The use of shock collars is heavily condemned by a vast majority of animal welfare organizations, veterinarians, dog trainers, and other professionals for a number of reasons. Their professional stance mainly rests on the nature of the products in general and of more humane alternatives

Professional stance on using shock collars

Numerous animal welfare and veterinary organizations like the American Veterinary Society of Animal Behavior , for example, have published position statements dissuading or prohibiting their usage. These institutions argue that penalizing the animal’s behavior by shocking it leads to a number of negative consequences. Among others, such tools too often backfire and make the bad behavior that they aim to prevent increase in frequency or intensity. Moreover, positively reinforcing dogs is both safer and scientifically proven to achieve better results .

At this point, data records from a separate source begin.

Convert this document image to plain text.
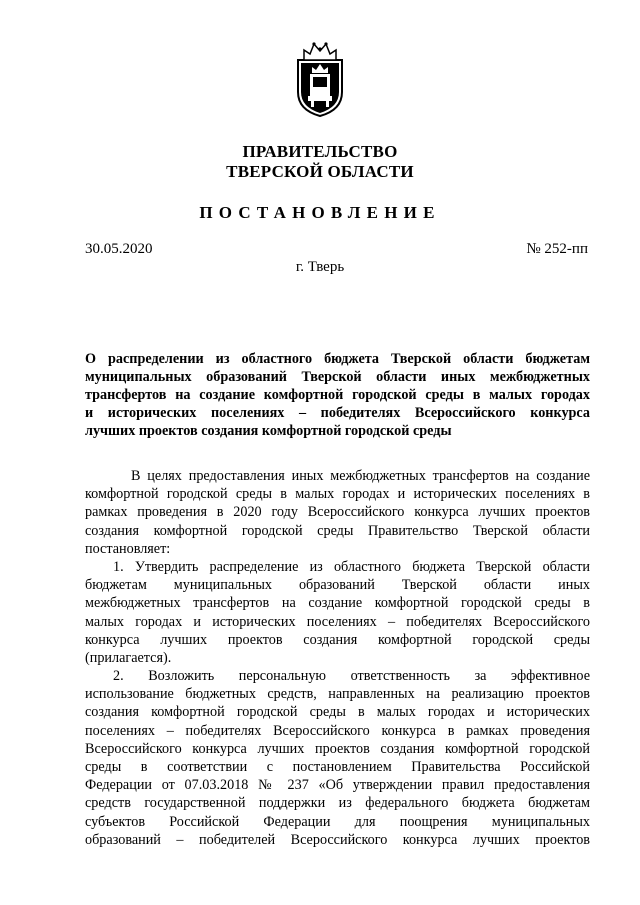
ПРАВИТЕЛЬСТВО
ТВЕРСКОЙ ОБЛАСТИ
ПОСТАНОВЛЕНИЕ
30.05.2020	№ 252-пп
г. Тверь
О распределении из областного бюджета Тверской области бюджетам
муниципальных образований Тверской области иных межбюджетных
трансфертов на создание комфортной городской среды в малых городах
и исторических поселениях – победителях Всероссийского конкурса
лучших проектов создания комфортной городской среды
В целях предоставления иных межбюджетных трансфертов на создание
комфортной городской среды в малых городах и исторических поселениях в
рамках проведения в 2020 году Всероссийского конкурса лучших проектов
создания комфортной городской среды Правительство Тверской области
постановляет:
1. Утвердить распределение из областного бюджета Тверской области
бюджетам муниципальных образований Тверской области иных
межбюджетных трансфертов на создание комфортной городской среды в
малых городах и исторических поселениях – победителях Всероссийского
конкурса лучших проектов создания комфортной городской среды
(прилагается).
2. Возложить персональную ответственность за эффективное
использование бюджетных средств, направленных на реализацию проектов
создания комфортной городской среды в малых городах и исторических
поселениях – победителях Всероссийского конкурса в рамках проведения
Всероссийского конкурса лучших проектов создания комфортной городской
среды в соответствии с постановлением Правительства Российской
Федерации от 07.03.2018 № 237 «Об утверждении правил предоставления
средств государственной поддержки из федерального бюджета бюджетам
субъектов Российской Федерации для поощрения муниципальных
образований – победителей Всероссийского конкурса лучших проектов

Research supporting positive training

A plethora of studies have shown that positive training methods have a range of advantages over aversive devices. For instance, a study published in “Applied Animal Behaviour Science” shows that dogs trained using just a reward system instead of punishment demonstrated considerably higher task engagement and lower levels of stress, fear, or anxiety-related behaviors. Such findings are crucial to developing the professional, expert opinion on the use of shock collars and similar products.

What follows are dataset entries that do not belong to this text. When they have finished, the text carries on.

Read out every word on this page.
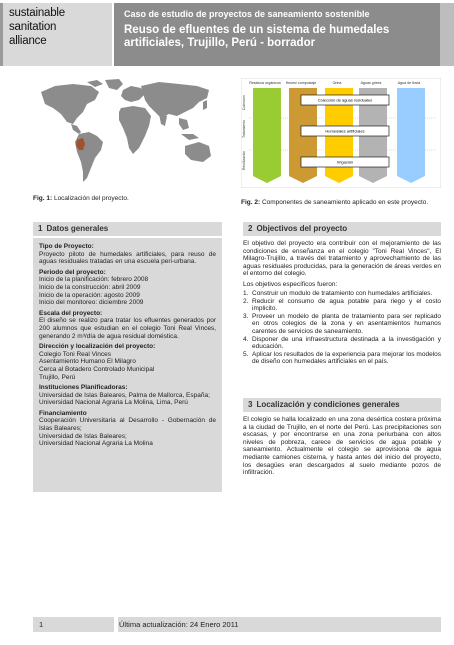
sustainable
sanitation
alliance
Caso de estudio de proyectos de saneamiento sostenible
Reuso de efluentes de un sistema de humedales artificiales, Trujillo, Perú - borrador
Fig. 1: Localización del proyecto.
Residuos orgánicos Heces/ compostaje	Orina	Aguas grises	Agua de lluvia
Colección
Tratamiento
Reutilización
Colección de aguas residuales
Humedales artificiales
Irrigación
Fig. 2: Componentes de saneamiento aplicado en este proyecto.
1 Datos generales
Tipo de Proyecto:
Proyecto piloto de humedales artificiales, para reuso de aguas residuales tratadas en una escuela peri-urbana.
Periodo del proyecto:
Inicio de la planificación: febrero 2008
Inicio de la construcción: abril 2009
Inicio de la operación: agosto 2009
Inicio del monitoreo: diciembre 2009
Escala del proyecto:
El diseño se realizo para tratar los efluentes generados por 200 alumnos que estudian en el colegio Toni Real Vinces, generando 2 m³/día de agua residual doméstica.
Dirección y localización del proyecto:
Colegio Toni Real Vinces
Asentamiento Humano El Milagro
Cerca al Botadero Controlado Municipal
Trujillo, Perú
Instituciones Planificadoras:
Universidad de Islas Baleares, Palma de Mallorca, España;
Universidad Nacional Agraria La Molina, Lima, Perú
Financiamiento
Cooperación Universitaria al Desarrollo - Gobernación de Islas Baleares;
Universidad de Islas Baleares;
Universidad Nacional Agraria La Molina
2 Objectivos del proyecto
El objetivo del proyecto era contribuir con el mejoramiento de las condiciones de enseñanza en el colegio "Toni Real Vinces", El Milagro-Trujillo, a través del tratamiento y aprovechamiento de las aguas residuales producidas, para la generación de áreas verdes en el entorno del colegio.
Los objetivos específicos fueron:
1. Construir un modulo de tratamiento con humedales artificiales.
2. Reducir el consumo de agua potable para riego y el costo implicito.
3. Proveer un modelo de planta de tratamiento para ser replicado en otros colegios de la zona y en asentamientos humanos carentes de servicios de saneamiento.
4. Disponer de una infraestructura destinada a la investigación y educación.
5. Aplicar los resultados de la experiencia para mejorar los modelos de diseño con humedales artificiales en el país.
3 Localización y condiciones generales
El colegio se halla localizado en una zona desértica costera próxima a la ciudad de Trujillo, en el norte del Perú. Las precipitaciones son escasas, y por encontrarse en una zona periurbana con altos niveles de pobreza, carece de servicios de agua potable y saneamiento. Actualmente el colegio se aprovisiona de agua mediante camiones cisterna, y hasta antes del inicio del proyecto, los desagües eran descargados al suelo mediante pozos de infiltración.
1	Última actualización: 24 Enero 2011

Testimonials from trained professionals

The overwhelming majority of professional dog trainers who used to employ the aversive and somewhat cruel methods, such as using shock collars have stated that they have experienced much better results through using positive training methods instead. The switch, according to a famous trainer resulted in dogs’ learnings at a much quicker pace and were consistently more obedient without the typical backlash found in aversive tools use.

Better Way

One of the greatest benefits of the rejection of shock collars in favor of humane and effective methods is the fact that they can also improve the relationship between dogs and their owners. Specifically, there are several alternatives that are more effective as well, which positive reinforcement is among the most clear-cut example.

Positive reinforcement

Positive reinforcement relies on rewarding a dog’s behavior, which motivates the animal to repeat it. In turn, this approach helps to build trust and communication with unsafe, as well as do not require punishments to suppress behaviour. In fact, the study by the University of Bristol, as cited in Temperament search document on positive reinforcement , found that dogs that were given treats and praises learned commands 15% faster than animals that were trained to comply with handlers’ demands by using aversive methods. Similar research spearheaded by Chiandetti and Avella in Italy found that tracking skills trained with rewards were faster than others as well.

Clicker training

Clicker training is another type of positive reinforcement that relies on an audio cue and a treat . Specifically, when a dog performs a desired behaviour, it hears a click, which is followed by the reward. The benefit of this technique is that it provides a very specific type of feedback and requires quick responses from trainers. An experiment described in the B.F. Skinner Foundation’s article on the use of clicker training found that dogs were better at learning the commands that they were trained to do using this method. Not only can clicker training lead to more effective results in a shorter period of time, but it also allows animals to be motivated and engaged.